Maybe this is just impossible and I should give up all hope. Or maybe there's a really clever way to do it that I haven't thought of.

Here's two examples of what I've got:

يَبِسَ - يَيْبَسُ (yabisa, yaybasu)[y-b-s][ي-ب-س] (To become dry, stiff, rigid) 20:77 yabasan = dry. يَسَّرَ - يُيَسِّرُ (yassara, yuyassiru)[y-s-r][ي-س-ر] (To facilitate, make it easy) 92:7 nuyassiruhuu = We will ease him.

and

Zu Hülfe! zu Hülfe! Help! Help!
Sonst bin ich verloren! Otherwise I am lost! Zu Hülfe! Zu Hülfe! Help! Help! Sonst bin ich verloren! Otherwise I am lost! Der listigen Schlange zum Opfer erkoren, Selected as offering to the cunning snake, Barmherzigige Götter! Merciful Gods! Schon nahet sie sich, Already it gets closer, Schon nahet sie sich, Already it gets closer,

... it would be really annoying to go through and delete one language in order to further process these lines of text.

One way I was thinking this could be done in NLTK was to split the text into tokens, have some way of knowing the provenance of each token based on a small corpus, and then ask NLTK to 'reconstitute' only the tokens of my choosing.

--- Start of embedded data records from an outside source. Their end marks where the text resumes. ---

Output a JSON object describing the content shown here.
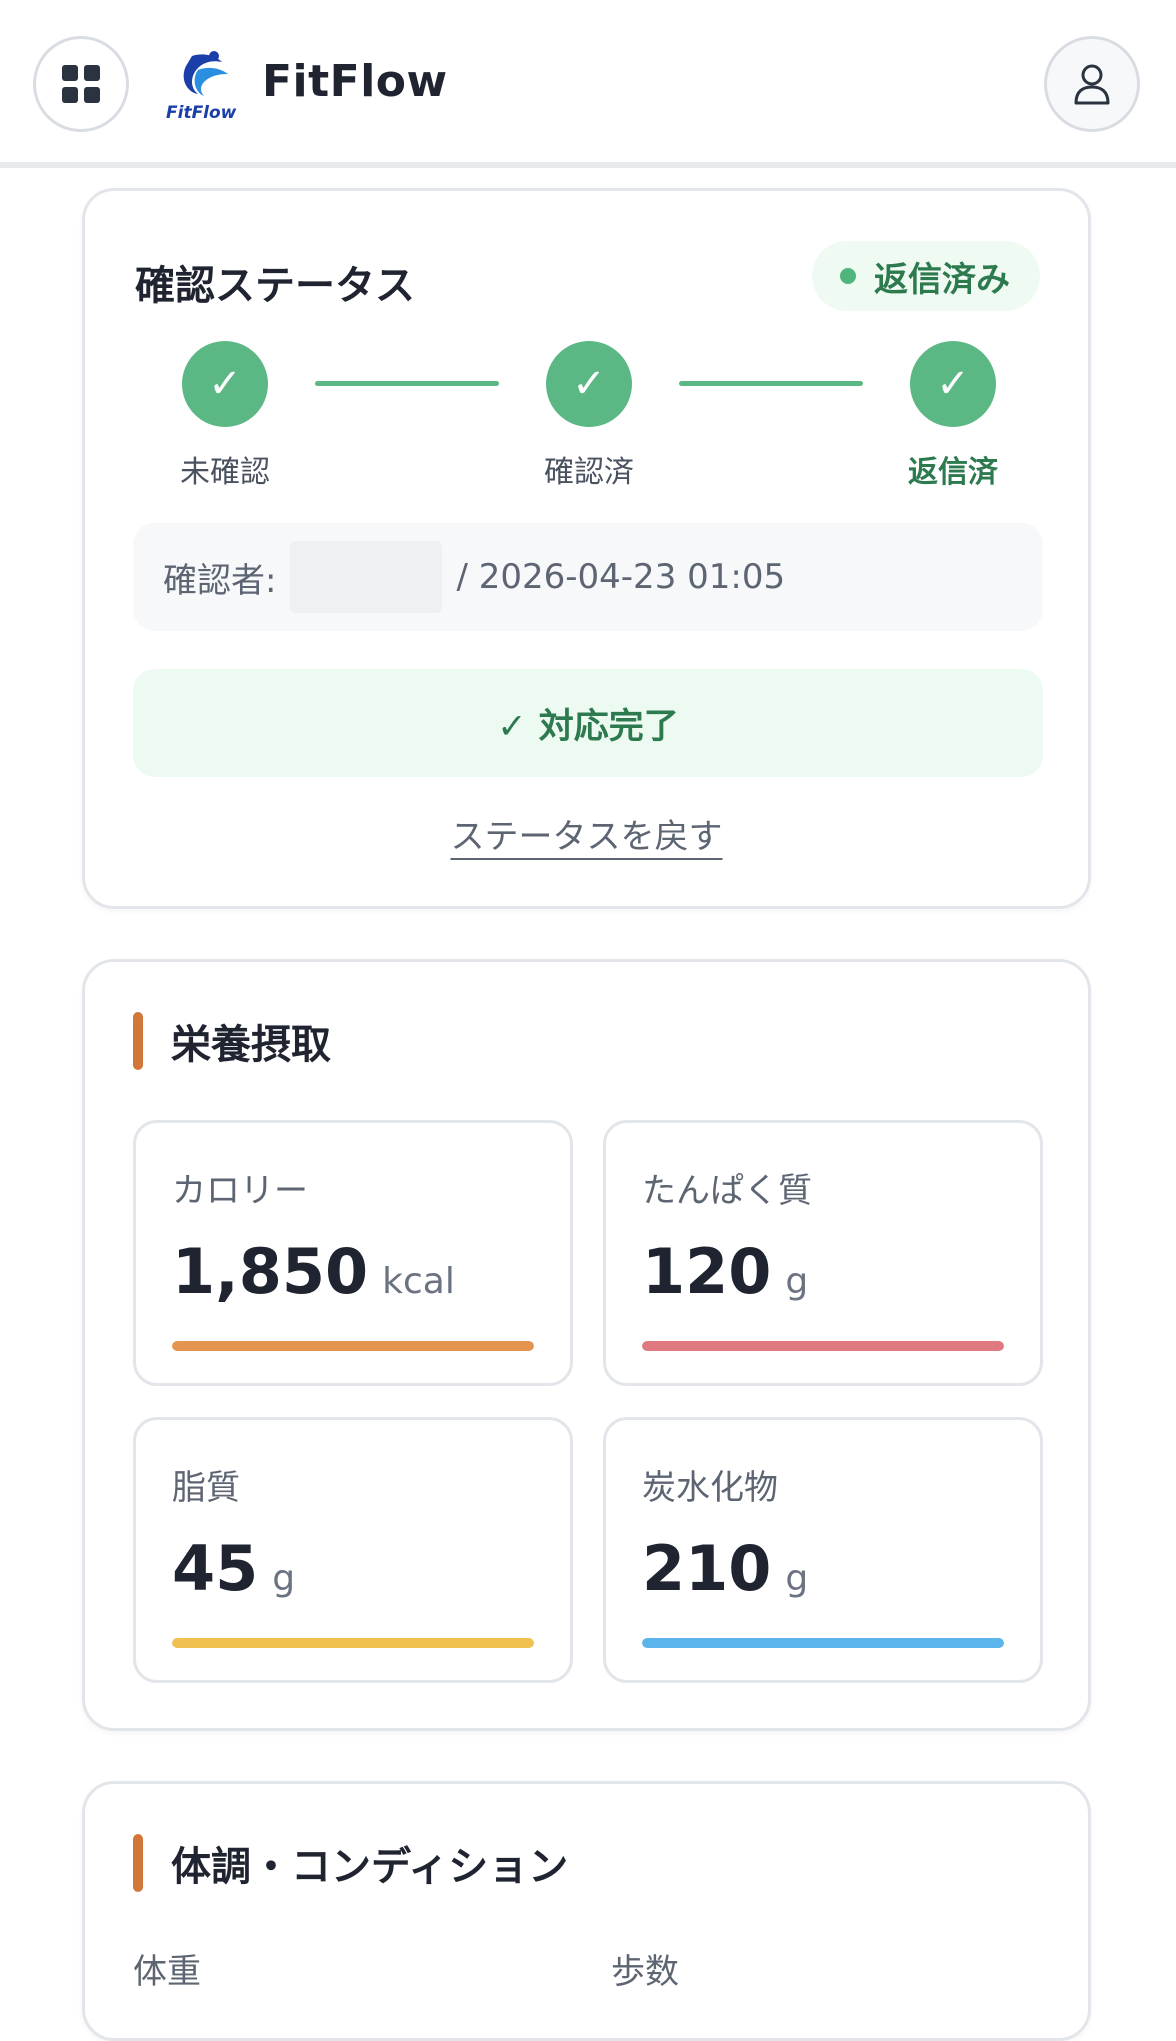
{
  "header": {
    "app_title": "FitFlow",
    "logo_text": "FitFlow"
  },
  "status": {
    "title": "確認ステータス",
    "badge": "返信済み",
    "steps": [
      {
        "label": "未確認",
        "mark": "✓"
      },
      {
        "label": "確認済",
        "mark": "✓"
      },
      {
        "label": "返信済",
        "mark": "✓"
      }
    ],
    "confirmer_label": "確認者:",
    "confirmer_time": "/ 2026-04-23 01:05",
    "done_button": "✓ 対応完了",
    "revert_link": "ステータスを戻す",
    "colors": {
      "accent": "#5bb884",
      "accent_dark": "#2d7a4f"
    }
  },
  "nutrition": {
    "title": "栄養摂取",
    "metrics": [
      {
        "label": "カロリー",
        "value": "1,850",
        "unit": "kcal",
        "fill": 1.0,
        "color": "#e39550"
      },
      {
        "label": "たんぱく質",
        "value": "120",
        "unit": "g",
        "fill": 1.0,
        "color": "#e07880"
      },
      {
        "label": "脂質",
        "value": "45",
        "unit": "g",
        "fill": 1.0,
        "color": "#f0c050"
      },
      {
        "label": "炭水化物",
        "value": "210",
        "unit": "g",
        "fill": 1.0,
        "color": "#5cb4ec"
      }
    ]
  },
  "condition": {
    "title": "体調・コンディション",
    "labels": [
      "体重",
      "歩数"
    ]
  }
}
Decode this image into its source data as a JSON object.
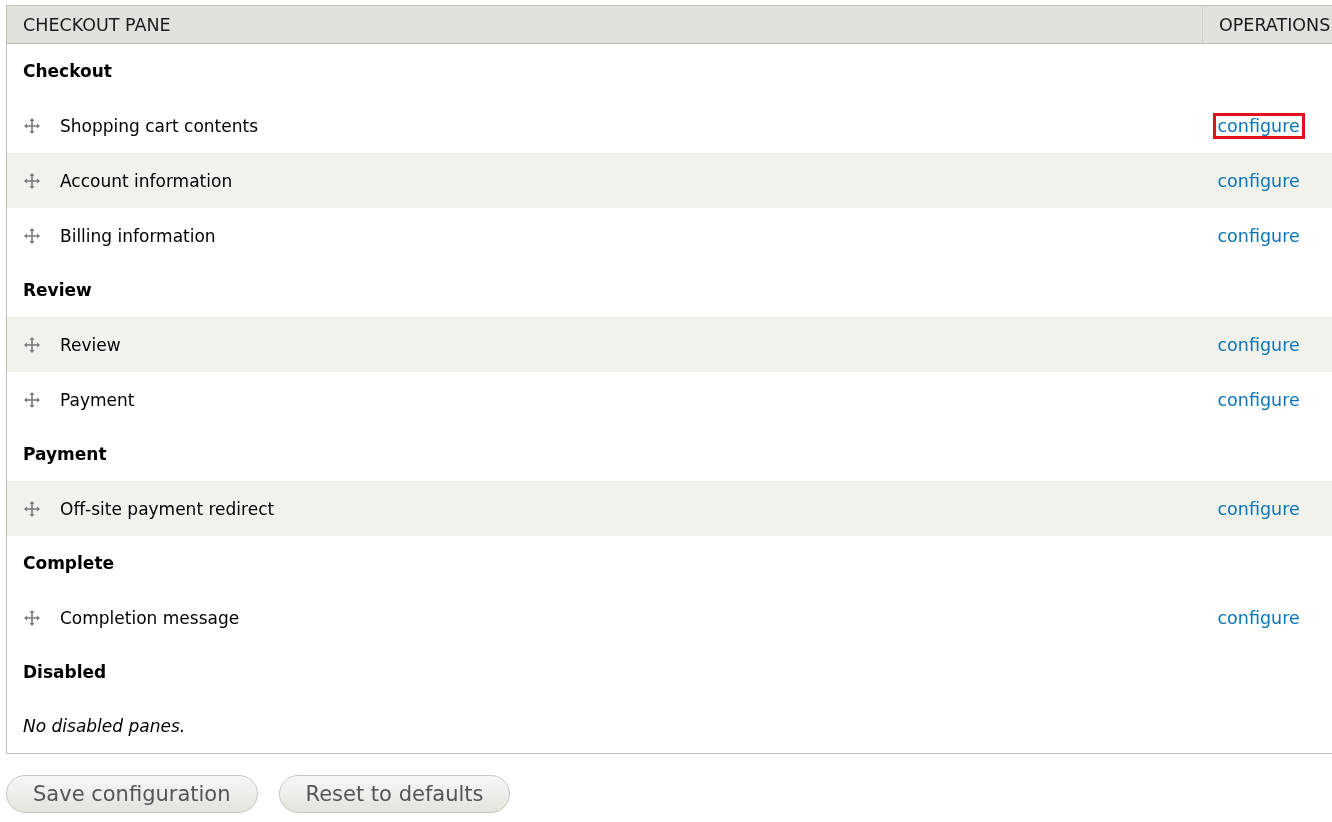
{
  "table": {
    "columns": [
      "CHECKOUT PANE",
      "OPERATIONS"
    ],
    "regions": [
      {
        "title": "Checkout",
        "panes": [
          {
            "label": "Shopping cart contents",
            "operation": "configure",
            "striped": false,
            "highlighted": true
          },
          {
            "label": "Account information",
            "operation": "configure",
            "striped": true,
            "highlighted": false
          },
          {
            "label": "Billing information",
            "operation": "configure",
            "striped": false,
            "highlighted": false
          }
        ]
      },
      {
        "title": "Review",
        "panes": [
          {
            "label": "Review",
            "operation": "configure",
            "striped": true,
            "highlighted": false
          },
          {
            "label": "Payment",
            "operation": "configure",
            "striped": false,
            "highlighted": false
          }
        ]
      },
      {
        "title": "Payment",
        "panes": [
          {
            "label": "Off-site payment redirect",
            "operation": "configure",
            "striped": true,
            "highlighted": false
          }
        ]
      },
      {
        "title": "Complete",
        "panes": [
          {
            "label": "Completion message",
            "operation": "configure",
            "striped": false,
            "highlighted": false
          }
        ]
      },
      {
        "title": "Disabled",
        "empty_message": "No disabled panes."
      }
    ]
  },
  "buttons": [
    "Save configuration",
    "Reset to defaults"
  ]
}
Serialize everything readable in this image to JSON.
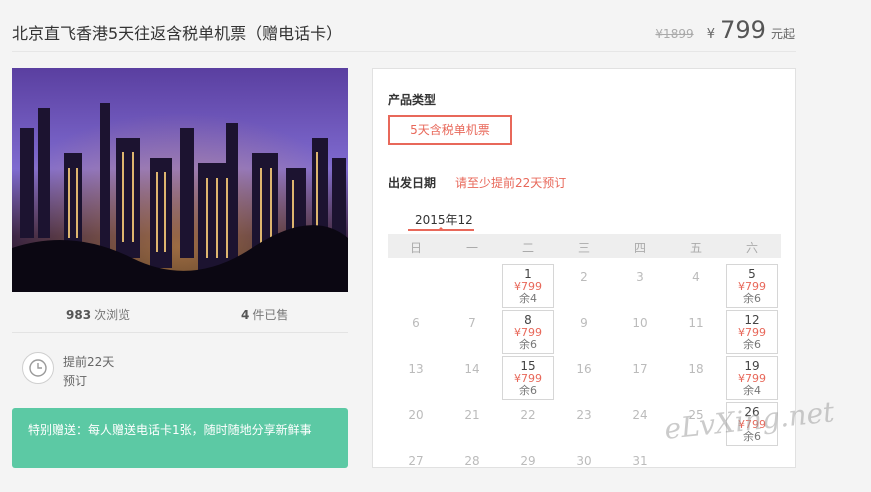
{
  "title": "北京直飞香港5天往返含税单机票（赠电话卡）",
  "price": {
    "original": "¥1899",
    "currency": "¥",
    "current": "799",
    "suffix": "元起"
  },
  "stats": {
    "views_count": "983",
    "views_label": "次浏览",
    "sold_count": "4",
    "sold_label": "件已售"
  },
  "advance": {
    "line1": "提前22天",
    "line2": "预订"
  },
  "gift": {
    "text": "特别赠送：每人赠送电话卡1张，随时随地分享新鲜事"
  },
  "booking": {
    "product_type_label": "产品类型",
    "product_type_option": "5天含税单机票",
    "date_label": "出发日期",
    "date_hint": "请至少提前22天预订",
    "month": "2015年12",
    "weekdays": [
      "日",
      "一",
      "二",
      "三",
      "四",
      "五",
      "六"
    ],
    "weeks": [
      [
        null,
        null,
        {
          "day": "1",
          "price": "¥799",
          "remain": "余4"
        },
        {
          "day": "2"
        },
        {
          "day": "3"
        },
        {
          "day": "4"
        },
        {
          "day": "5",
          "price": "¥799",
          "remain": "余6"
        }
      ],
      [
        {
          "day": "6"
        },
        {
          "day": "7"
        },
        {
          "day": "8",
          "price": "¥799",
          "remain": "余6"
        },
        {
          "day": "9"
        },
        {
          "day": "10"
        },
        {
          "day": "11"
        },
        {
          "day": "12",
          "price": "¥799",
          "remain": "余6"
        }
      ],
      [
        {
          "day": "13"
        },
        {
          "day": "14"
        },
        {
          "day": "15",
          "price": "¥799",
          "remain": "余6"
        },
        {
          "day": "16"
        },
        {
          "day": "17"
        },
        {
          "day": "18"
        },
        {
          "day": "19",
          "price": "¥799",
          "remain": "余4"
        }
      ],
      [
        {
          "day": "20"
        },
        {
          "day": "21"
        },
        {
          "day": "22"
        },
        {
          "day": "23"
        },
        {
          "day": "24"
        },
        {
          "day": "25"
        },
        {
          "day": "26",
          "price": "¥799",
          "remain": "余6"
        }
      ],
      [
        {
          "day": "27"
        },
        {
          "day": "28"
        },
        {
          "day": "29"
        },
        {
          "day": "30"
        },
        {
          "day": "31"
        },
        null,
        null
      ]
    ]
  },
  "watermark": "eLvXing.net",
  "colors": {
    "accent": "#e8685a",
    "gift_bg": "#5cc9a4"
  }
}
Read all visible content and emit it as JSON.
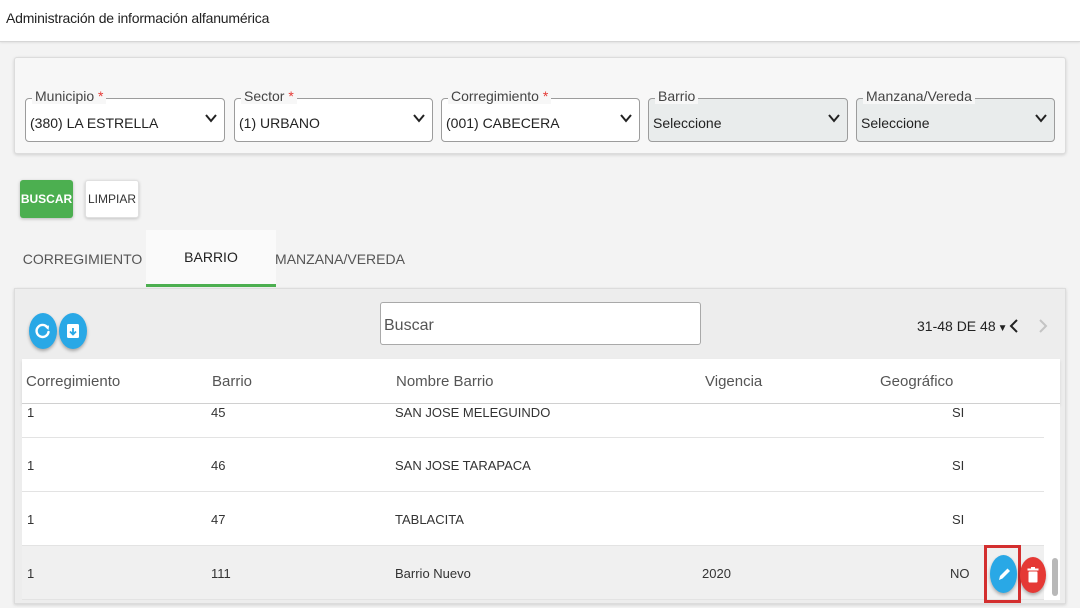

Is this just a wild fantasy?

+1  A: 

You can use nltk.NaiveBayesClassifier to do the job exactly as you said above.

The following link should help: http://nltk.googlecode.com/svn/trunk/doc/book/ch06.html

It has an example of using nltk.NaiveBayesClassifier for gender identification. you use the same for language identification.

The first example you quoted will work well with nltk.NaiveBayesClassifier since the unicode set is completely different.

In the second example, there is a possibility of words like proper nouns spelled the same in both the languages which might cause some error in identification of the language.